WATCH: Student debt relief is in legal limbo, but advocates still have a ‘toolbox’ of solutions

President Joe Biden’s latest student debt cancellation plan, designed to clear up to $20,000 in student loan debt for some 40 million Americans, is going to be in legal limbo until the Supreme Court rules on its constitutionality. So what’s next for borrowers and the broader fight for debt cancellation?

The PBS NewsHour’s Nicole Ellis sat down with Jalil Mustaffa Bishop, co-founder of Equity Research Cooperative, a nonprofit focused on racial justice research, to explain how we got here and how the current system disproportionately burdens students of color.

Watch the full conversation in the player above.

Bishop said politics are a major factor in stalling the Biden administration’s plan. He noted that conservative think tanks and Republican lawmakers openly encouraged an onslaught of lawsuits when Biden announced the policy.

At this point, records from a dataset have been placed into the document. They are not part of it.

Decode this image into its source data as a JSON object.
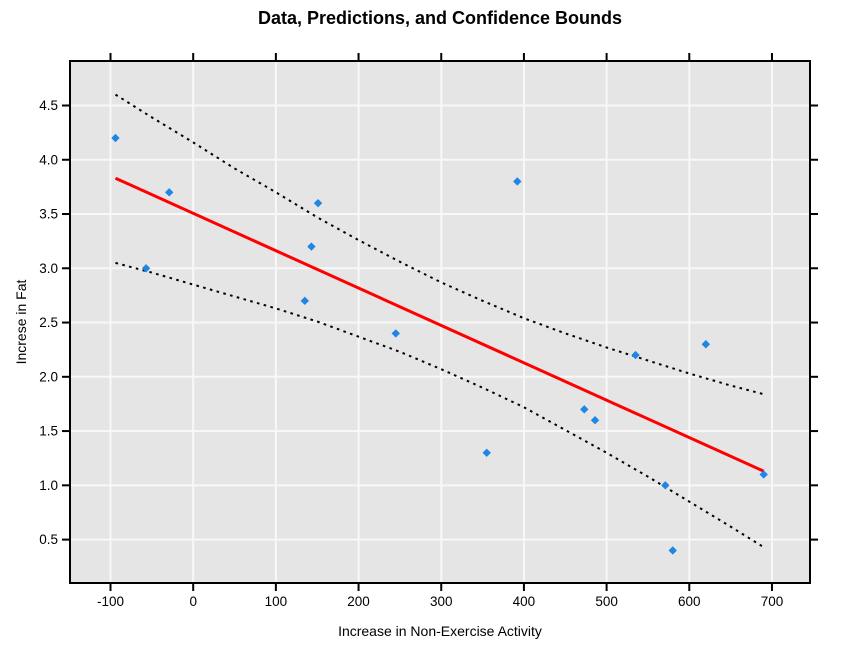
{
  "chart_data": {
    "type": "scatter",
    "title": "Data, Predictions, and Confidence Bounds",
    "xlabel": "Increase in Non-Exercise Activity",
    "ylabel": "Increse in Fat",
    "xlim": [
      -149,
      746
    ],
    "ylim": [
      0.1,
      4.91
    ],
    "x_ticks": [
      -100,
      0,
      100,
      200,
      300,
      400,
      500,
      600,
      700
    ],
    "y_ticks": [
      0.5,
      1.0,
      1.5,
      2.0,
      2.5,
      3.0,
      3.5,
      4.0,
      4.5
    ],
    "grid": true,
    "legend_position": "none",
    "series": [
      {
        "name": "observed-data",
        "kind": "scatter",
        "marker": "diamond",
        "color": "#1E86E5",
        "x": [
          -94,
          -57,
          -29,
          135,
          143,
          151,
          245,
          355,
          392,
          473,
          486,
          535,
          571,
          580,
          620,
          690
        ],
        "y": [
          4.2,
          3.0,
          3.7,
          2.7,
          3.2,
          3.6,
          2.4,
          1.3,
          3.8,
          1.7,
          1.6,
          2.2,
          1.0,
          0.4,
          2.3,
          1.1
        ]
      },
      {
        "name": "regression-prediction-line",
        "kind": "line",
        "style": "solid",
        "color": "#FF0000",
        "width": 3,
        "x": [
          -94,
          690
        ],
        "y": [
          3.83,
          1.13
        ]
      },
      {
        "name": "upper-confidence-bound",
        "kind": "line",
        "style": "dotted",
        "color": "#000000",
        "width": 2,
        "x": [
          -94,
          -50,
          0,
          50,
          100,
          150,
          200,
          250,
          300,
          350,
          400,
          450,
          500,
          550,
          600,
          650,
          690
        ],
        "y": [
          4.6,
          4.39,
          4.16,
          3.92,
          3.7,
          3.47,
          3.26,
          3.06,
          2.87,
          2.7,
          2.54,
          2.4,
          2.27,
          2.15,
          2.03,
          1.92,
          1.84
        ]
      },
      {
        "name": "lower-confidence-bound",
        "kind": "line",
        "style": "dotted",
        "color": "#000000",
        "width": 2,
        "x": [
          -94,
          -50,
          0,
          50,
          100,
          150,
          200,
          250,
          300,
          350,
          400,
          450,
          500,
          550,
          600,
          650,
          690
        ],
        "y": [
          3.05,
          2.96,
          2.85,
          2.74,
          2.63,
          2.51,
          2.37,
          2.23,
          2.07,
          1.9,
          1.72,
          1.51,
          1.3,
          1.08,
          0.85,
          0.62,
          0.43
        ]
      }
    ],
    "colors": {
      "plot_background": "#E5E5E5",
      "grid_line": "#F8F8F8",
      "axis": "#000000",
      "point": "#1E86E5",
      "regression_line": "#FF0000",
      "confidence_bound": "#000000"
    }
  }
}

Multiple legal challenges have been thrown out by the courts based on the inability to demonstrate harm to the people suing. But two have succeeded in temporarily halting the debt relief on the grounds of executive overreach, including one by six GOP-led states that is scheduled to be argued before the Supreme Court in late February.

WATCH: How student loan debt disproportionately hurts Black borrowers

Last month, U.S. District Judge Mark Pittman, a Trump appointee, deemed the plan an “unconstitutional exercise of Congress’s legislative power” in his ruling favoring two borrowers who were partially or fully ineligible for loan forgiveness. The plaintiffs are backed by the Job Creators Network Foundation, a conservative advocacy group founded by Home Depot co-founder Bernie Marcus. The Biden administration appealed the ruling.

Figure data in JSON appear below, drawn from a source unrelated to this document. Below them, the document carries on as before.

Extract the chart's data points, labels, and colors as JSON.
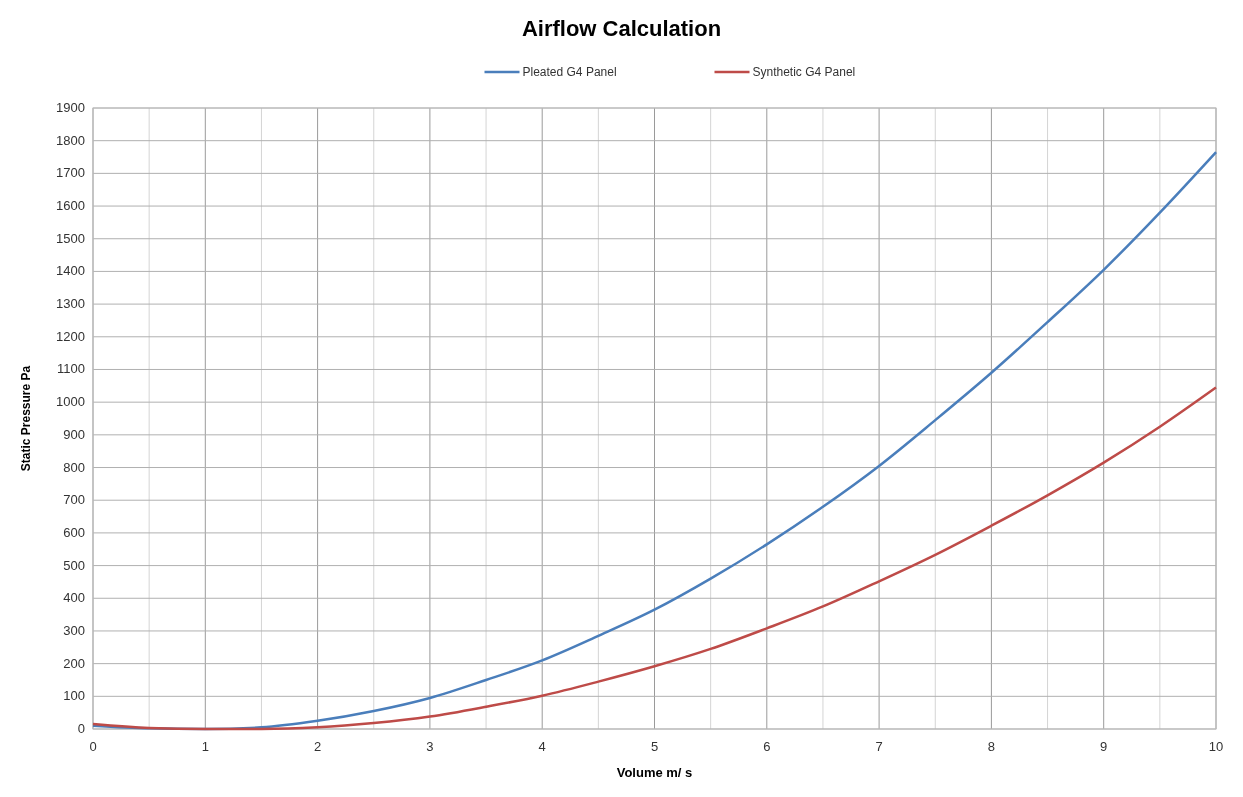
{
  "chart_data": {
    "type": "line",
    "title": "Airflow Calculation",
    "xlabel": "Volume m/ s",
    "ylabel": "Static Pressure  Pa",
    "x": [
      0,
      0.5,
      1,
      1.5,
      2,
      2.5,
      3,
      3.5,
      4,
      4.5,
      5,
      5.5,
      6,
      6.5,
      7,
      7.5,
      8,
      8.5,
      9,
      9.5,
      10
    ],
    "series": [
      {
        "name": "Pleated G4 Panel",
        "color": "#4a7ebb",
        "values": [
          10,
          2,
          0,
          5,
          25,
          55,
          95,
          150,
          210,
          285,
          365,
          460,
          565,
          680,
          805,
          945,
          1090,
          1245,
          1405,
          1580,
          1765
        ]
      },
      {
        "name": "Synthetic G4 Panel",
        "color": "#be4b48",
        "values": [
          15,
          3,
          0,
          0,
          5,
          18,
          38,
          68,
          102,
          145,
          192,
          245,
          308,
          375,
          452,
          533,
          622,
          715,
          815,
          925,
          1045
        ]
      }
    ],
    "xlim": [
      0,
      10
    ],
    "xticks": [
      0,
      {
        "value": 0.5,
        "label": null
      },
      1,
      {
        "value": 1.5,
        "label": null
      },
      2,
      {
        "value": 2.5,
        "label": null
      },
      3,
      {
        "value": 3.5,
        "label": null
      },
      4,
      {
        "value": 4.5,
        "label": null
      },
      5,
      {
        "value": 5.5,
        "label": null
      },
      6,
      {
        "value": 6.5,
        "label": null
      },
      7,
      {
        "value": 7.5,
        "label": null
      },
      8,
      {
        "value": 8.5,
        "label": null
      },
      9,
      {
        "value": 9.5,
        "label": null
      },
      10
    ],
    "ylim": [
      0,
      1900
    ],
    "yticks": [
      0,
      100,
      200,
      300,
      400,
      500,
      600,
      700,
      800,
      900,
      1000,
      1100,
      1200,
      1300,
      1400,
      1500,
      1600,
      1700,
      1800,
      1900
    ],
    "grid": true,
    "legend": "top",
    "marker": "none",
    "line_style": "solid"
  }
}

“I understand the immediate reaction of, ‘I don’t want my tax dollars to go to cancel this student debt,’” Bishop said. “[But] the student loan crisis is… not irresponsible people now getting a bailout. …[It] is … irresponsible policymaking that has, year after year, now decade after decade, forced borrowers who are trying to get their education … to take on this student debt.”

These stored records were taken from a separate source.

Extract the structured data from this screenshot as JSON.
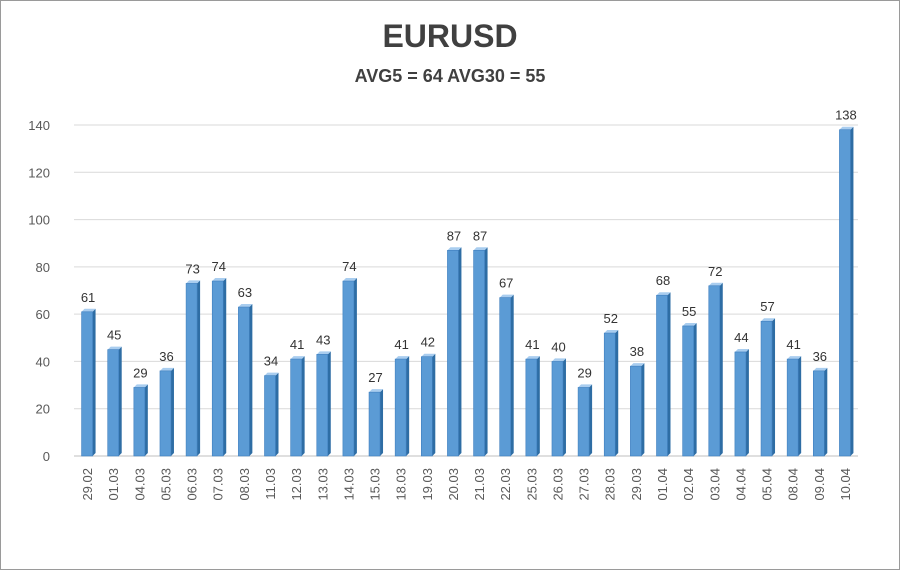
{
  "chart_data": {
    "type": "bar",
    "title": "EURUSD",
    "subtitle": "AVG5 = 64 AVG30 = 55",
    "categories": [
      "29.02",
      "01.03",
      "04.03",
      "05.03",
      "06.03",
      "07.03",
      "08.03",
      "11.03",
      "12.03",
      "13.03",
      "14.03",
      "15.03",
      "18.03",
      "19.03",
      "20.03",
      "21.03",
      "22.03",
      "25.03",
      "26.03",
      "27.03",
      "28.03",
      "29.03",
      "01.04",
      "02.04",
      "03.04",
      "04.04",
      "05.04",
      "08.04",
      "09.04",
      "10.04"
    ],
    "values": [
      61,
      45,
      29,
      36,
      73,
      74,
      63,
      34,
      41,
      43,
      74,
      27,
      41,
      42,
      87,
      87,
      67,
      41,
      40,
      29,
      52,
      38,
      68,
      55,
      72,
      44,
      57,
      41,
      36,
      138
    ],
    "ylim": [
      0,
      140
    ],
    "yticks": [
      0,
      20,
      40,
      60,
      80,
      100,
      120,
      140
    ],
    "grid": true,
    "legend": "none",
    "bar_color": "#5b9bd5",
    "bar_side_color": "#2e6da4",
    "bar_top_color": "#a9cdef"
  }
}
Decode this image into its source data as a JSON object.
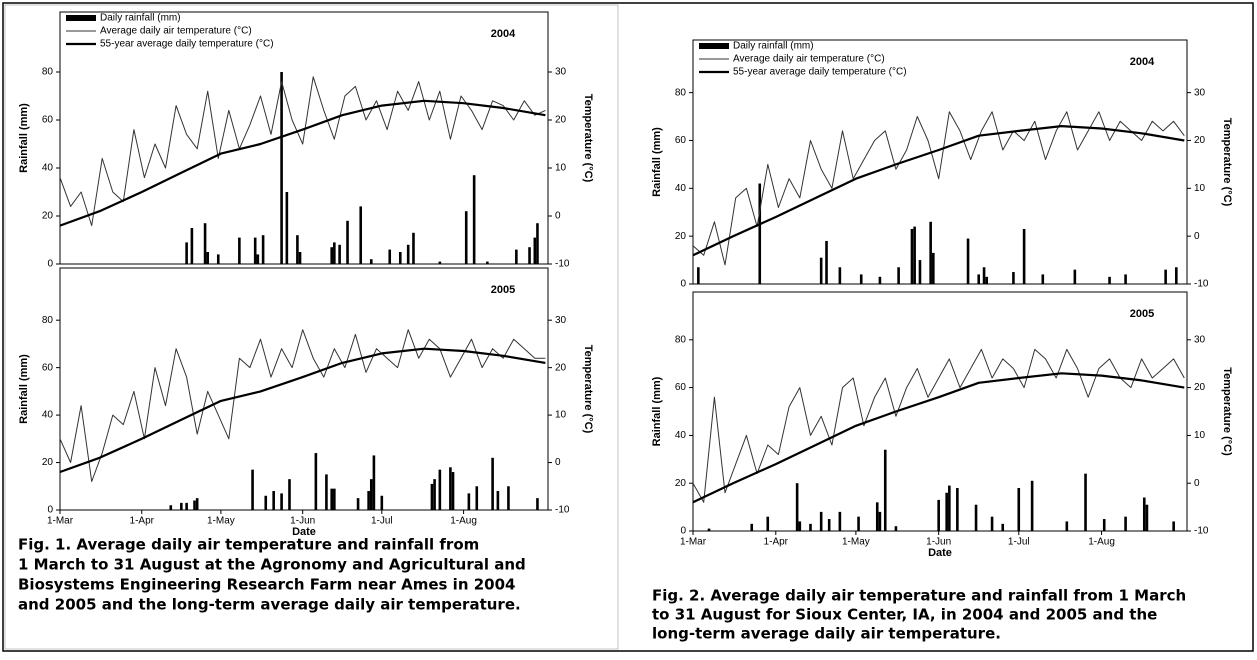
{
  "chart_data": [
    {
      "type": "combo",
      "panel_label": "2004",
      "ylabel": "Rainfall (mm)",
      "y2label": "Temperature (°C)",
      "xlim": [
        0,
        185
      ],
      "ylim": [
        0,
        105
      ],
      "yticks": [
        0,
        20,
        40,
        60,
        80
      ],
      "y2lim": [
        -10,
        42.5
      ],
      "y2ticks": [
        -10,
        0,
        10,
        20,
        30
      ],
      "series": [
        {
          "name": "Daily rainfall (mm)",
          "kind": "bar",
          "color": "#000000",
          "x": [
            48,
            50,
            55,
            56,
            60,
            68,
            74,
            75,
            77,
            84,
            86,
            90,
            91,
            103,
            104,
            106,
            109,
            114,
            118,
            125,
            129,
            132,
            134,
            144,
            154,
            157,
            162,
            173,
            178,
            180,
            181
          ],
          "values": [
            9,
            15,
            17,
            5,
            4,
            11,
            11,
            4,
            12,
            80,
            30,
            12,
            5,
            7,
            9,
            8,
            18,
            24,
            2,
            6,
            5,
            8,
            13,
            1,
            22,
            37,
            1,
            6,
            7,
            11,
            17
          ]
        },
        {
          "name": "Average daily air temperature (°C)",
          "kind": "line",
          "axis": "y2",
          "color": "#333333",
          "x": [
            0,
            4,
            8,
            12,
            16,
            20,
            24,
            28,
            32,
            36,
            40,
            44,
            48,
            52,
            56,
            60,
            64,
            68,
            72,
            76,
            80,
            84,
            88,
            92,
            96,
            100,
            104,
            108,
            112,
            116,
            120,
            124,
            128,
            132,
            136,
            140,
            144,
            148,
            152,
            156,
            160,
            164,
            168,
            172,
            176,
            180,
            184
          ],
          "values": [
            8,
            2,
            5,
            -2,
            12,
            5,
            3,
            18,
            8,
            15,
            10,
            23,
            17,
            14,
            26,
            12,
            22,
            14,
            19,
            25,
            17,
            28,
            20,
            15,
            29,
            22,
            16,
            25,
            27,
            20,
            24,
            18,
            26,
            22,
            28,
            20,
            26,
            16,
            25,
            22,
            18,
            24,
            23,
            20,
            24,
            21,
            22
          ]
        },
        {
          "name": "55-year average daily temperature (°C)",
          "kind": "line",
          "axis": "y2",
          "color": "#000000",
          "x": [
            0,
            15,
            31,
            46,
            61,
            76,
            92,
            107,
            122,
            138,
            153,
            168,
            184
          ],
          "values": [
            -2,
            1,
            5,
            9,
            13,
            15,
            18,
            21,
            23,
            24,
            23.5,
            22.5,
            21
          ]
        }
      ]
    },
    {
      "type": "combo",
      "panel_label": "2005",
      "ylabel": "Rainfall (mm)",
      "y2label": "Temperature (°C)",
      "xlabel": "Date",
      "xlim": [
        0,
        185
      ],
      "xticks": [
        {
          "value": 0,
          "label": "1-Mar"
        },
        {
          "value": 31,
          "label": "1-Apr"
        },
        {
          "value": 61,
          "label": "1-May"
        },
        {
          "value": 92,
          "label": "1-Jun"
        },
        {
          "value": 122,
          "label": "1-Jul"
        },
        {
          "value": 153,
          "label": "1-Aug"
        }
      ],
      "ylim": [
        0,
        102
      ],
      "yticks": [
        0,
        20,
        40,
        60,
        80
      ],
      "y2lim": [
        -10,
        41
      ],
      "y2ticks": [
        -10,
        0,
        10,
        20,
        30
      ],
      "series": [
        {
          "kind": "bar",
          "color": "#000000",
          "x": [
            42,
            46,
            48,
            51,
            52,
            73,
            78,
            81,
            84,
            87,
            97,
            101,
            103,
            104,
            113,
            117,
            118,
            119,
            122,
            141,
            142,
            144,
            148,
            149,
            155,
            158,
            164,
            166,
            170,
            181
          ],
          "values": [
            2,
            3,
            3,
            4,
            5,
            17,
            6,
            8,
            7,
            13,
            24,
            15,
            9,
            9,
            5,
            8,
            13,
            23,
            6,
            11,
            13,
            17,
            18,
            16,
            7,
            10,
            22,
            8,
            10,
            5
          ]
        },
        {
          "kind": "line",
          "axis": "y2",
          "color": "#333333",
          "x": [
            0,
            4,
            8,
            12,
            16,
            20,
            24,
            28,
            32,
            36,
            40,
            44,
            48,
            52,
            56,
            60,
            64,
            68,
            72,
            76,
            80,
            84,
            88,
            92,
            96,
            100,
            104,
            108,
            112,
            116,
            120,
            124,
            128,
            132,
            136,
            140,
            144,
            148,
            152,
            156,
            160,
            164,
            168,
            172,
            176,
            180,
            184
          ],
          "values": [
            5,
            0,
            12,
            -4,
            2,
            10,
            8,
            15,
            5,
            20,
            12,
            24,
            18,
            6,
            15,
            10,
            5,
            22,
            20,
            26,
            18,
            24,
            20,
            28,
            22,
            18,
            24,
            20,
            27,
            19,
            24,
            22,
            20,
            28,
            22,
            26,
            24,
            18,
            22,
            26,
            20,
            24,
            22,
            26,
            24,
            22,
            22
          ]
        },
        {
          "kind": "line",
          "axis": "y2",
          "color": "#000000",
          "x": [
            0,
            15,
            31,
            46,
            61,
            76,
            92,
            107,
            122,
            138,
            153,
            168,
            184
          ],
          "values": [
            -2,
            1,
            5,
            9,
            13,
            15,
            18,
            21,
            23,
            24,
            23.5,
            22.5,
            21
          ]
        }
      ]
    },
    {
      "type": "combo",
      "panel_label": "2004",
      "ylabel": "Rainfall (mm)",
      "y2label": "Temperature (°C)",
      "xlim": [
        0,
        185
      ],
      "ylim": [
        0,
        102
      ],
      "yticks": [
        0,
        20,
        40,
        60,
        80
      ],
      "y2lim": [
        -10,
        41
      ],
      "y2ticks": [
        -10,
        0,
        10,
        20,
        30
      ],
      "series": [
        {
          "name": "Daily rainfall (mm)",
          "kind": "bar",
          "color": "#000000",
          "x": [
            2,
            25,
            48,
            50,
            55,
            63,
            70,
            77,
            82,
            83,
            85,
            89,
            90,
            103,
            107,
            109,
            110,
            120,
            124,
            131,
            143,
            156,
            162,
            177,
            181
          ],
          "values": [
            7,
            42,
            11,
            18,
            7,
            4,
            3,
            7,
            23,
            24,
            10,
            26,
            13,
            19,
            4,
            7,
            3,
            5,
            23,
            4,
            6,
            3,
            4,
            6,
            7
          ]
        },
        {
          "name": "Average daily air temperature (°C)",
          "kind": "line",
          "axis": "y2",
          "color": "#333333",
          "x": [
            0,
            4,
            8,
            12,
            16,
            20,
            24,
            28,
            32,
            36,
            40,
            44,
            48,
            52,
            56,
            60,
            64,
            68,
            72,
            76,
            80,
            84,
            88,
            92,
            96,
            100,
            104,
            108,
            112,
            116,
            120,
            124,
            128,
            132,
            136,
            140,
            144,
            148,
            152,
            156,
            160,
            164,
            168,
            172,
            176,
            180,
            184
          ],
          "values": [
            -2,
            -4,
            3,
            -6,
            8,
            10,
            2,
            15,
            6,
            12,
            8,
            20,
            14,
            10,
            22,
            12,
            16,
            20,
            22,
            14,
            18,
            25,
            20,
            12,
            26,
            22,
            16,
            22,
            26,
            18,
            22,
            20,
            24,
            16,
            22,
            26,
            18,
            22,
            26,
            20,
            24,
            22,
            20,
            24,
            22,
            24,
            21
          ]
        },
        {
          "name": "55-year average daily temperature (°C)",
          "kind": "line",
          "axis": "y2",
          "color": "#000000",
          "x": [
            0,
            15,
            31,
            46,
            61,
            76,
            92,
            107,
            122,
            138,
            153,
            168,
            184
          ],
          "values": [
            -4,
            0,
            4,
            8,
            12,
            15,
            18,
            21,
            22,
            23,
            22.5,
            21.5,
            20
          ]
        }
      ]
    },
    {
      "type": "combo",
      "panel_label": "2005",
      "ylabel": "Rainfall (mm)",
      "y2label": "Temperature (°C)",
      "xlabel": "Date",
      "xlim": [
        0,
        185
      ],
      "xticks": [
        {
          "value": 0,
          "label": "1-Mar"
        },
        {
          "value": 31,
          "label": "1-Apr"
        },
        {
          "value": 61,
          "label": "1-May"
        },
        {
          "value": 92,
          "label": "1-Jun"
        },
        {
          "value": 122,
          "label": "1-Jul"
        },
        {
          "value": 153,
          "label": "1-Aug"
        }
      ],
      "ylim": [
        0,
        100
      ],
      "yticks": [
        0,
        20,
        40,
        60,
        80
      ],
      "y2lim": [
        -10,
        40
      ],
      "y2ticks": [
        -10,
        0,
        10,
        20,
        30
      ],
      "series": [
        {
          "kind": "bar",
          "color": "#000000",
          "x": [
            6,
            22,
            28,
            39,
            40,
            44,
            48,
            51,
            55,
            62,
            69,
            70,
            72,
            76,
            92,
            95,
            96,
            99,
            106,
            112,
            116,
            122,
            127,
            140,
            147,
            154,
            162,
            169,
            170,
            180
          ],
          "values": [
            1,
            3,
            6,
            20,
            4,
            3,
            8,
            5,
            8,
            6,
            12,
            8,
            34,
            2,
            13,
            16,
            19,
            18,
            11,
            6,
            3,
            18,
            21,
            4,
            24,
            5,
            6,
            14,
            11,
            4
          ]
        },
        {
          "kind": "line",
          "axis": "y2",
          "color": "#333333",
          "x": [
            0,
            4,
            8,
            12,
            16,
            20,
            24,
            28,
            32,
            36,
            40,
            44,
            48,
            52,
            56,
            60,
            64,
            68,
            72,
            76,
            80,
            84,
            88,
            92,
            96,
            100,
            104,
            108,
            112,
            116,
            120,
            124,
            128,
            132,
            136,
            140,
            144,
            148,
            152,
            156,
            160,
            164,
            168,
            172,
            176,
            180,
            184
          ],
          "values": [
            0,
            -4,
            18,
            -2,
            4,
            10,
            2,
            8,
            6,
            16,
            20,
            10,
            14,
            8,
            20,
            22,
            12,
            18,
            22,
            14,
            20,
            24,
            18,
            22,
            26,
            20,
            24,
            28,
            22,
            26,
            24,
            20,
            28,
            26,
            22,
            28,
            24,
            18,
            24,
            26,
            22,
            20,
            26,
            22,
            24,
            26,
            22
          ]
        },
        {
          "kind": "line",
          "axis": "y2",
          "color": "#000000",
          "x": [
            0,
            15,
            31,
            46,
            61,
            76,
            92,
            107,
            122,
            138,
            153,
            168,
            184
          ],
          "values": [
            -4,
            0,
            4,
            8,
            12,
            15,
            18,
            21,
            22,
            23,
            22.5,
            21.5,
            20
          ]
        }
      ]
    }
  ],
  "captions": [
    [
      "Fig. 1. Average daily air temperature and rainfall from",
      "1 March to 31 August at the Agronomy and Agricultural and",
      "Biosystems Engineering Research Farm near Ames in 2004",
      "and 2005 and the long-term average daily air temperature."
    ],
    [
      "Fig. 2. Average daily air temperature and rainfall from 1 March",
      "to 31 August for Sioux Center, IA, in 2004 and 2005 and the",
      "long-term average daily air temperature."
    ]
  ]
}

Bishop said it’s a common misconception that Americans with student debt must have high-paying jobs and can afford their loan payments, when in reality “40 percent of borrowers have student debt and no degree.”

The existing policy is based on what Bishop called an irresponsible promise that “if you financed your education through debt, you’re going to earn an income that allows you to repay. And we have known for decades that, increasingly, that just simply hasn’t been a promise that is true.”

On average, Black college and university students are more likely to go into debt and to borrow larger amounts than white students. They are also more likely to shoulder that burden for longer, as interest accrues and their debt grows. According to a fact sheet released by the White House, the average Black borrower “who started college in the 1995-96 school year still owed 95% of their original student debt.”

This problem garnered national attention in 2019, when Robert F. Smith paid off the student loan debt of the entire graduating class of the historically Black Morehouse College after finding that 60 percent of the “additional income and wealth that these black families have will go into servicing their student loans,” Bishop said.

READ MORE: Student loan debt has a lasting effect on Black borrowers, despite the latest freeze in payments

Bishop said the negative economic ramifications are widespread among borrowers of color. Many are unable to buy a home, plan a family or pay down their balances.

So what if Biden’s plan is ultimately defeated? Bishop said that there are other legal avenues and tools that the administration can pursue.

“I still have a lot of hope because I know that the solution and the answers to student debt cancellation is in-house,” he said, adding that grassroots advocates will continue to push for relief.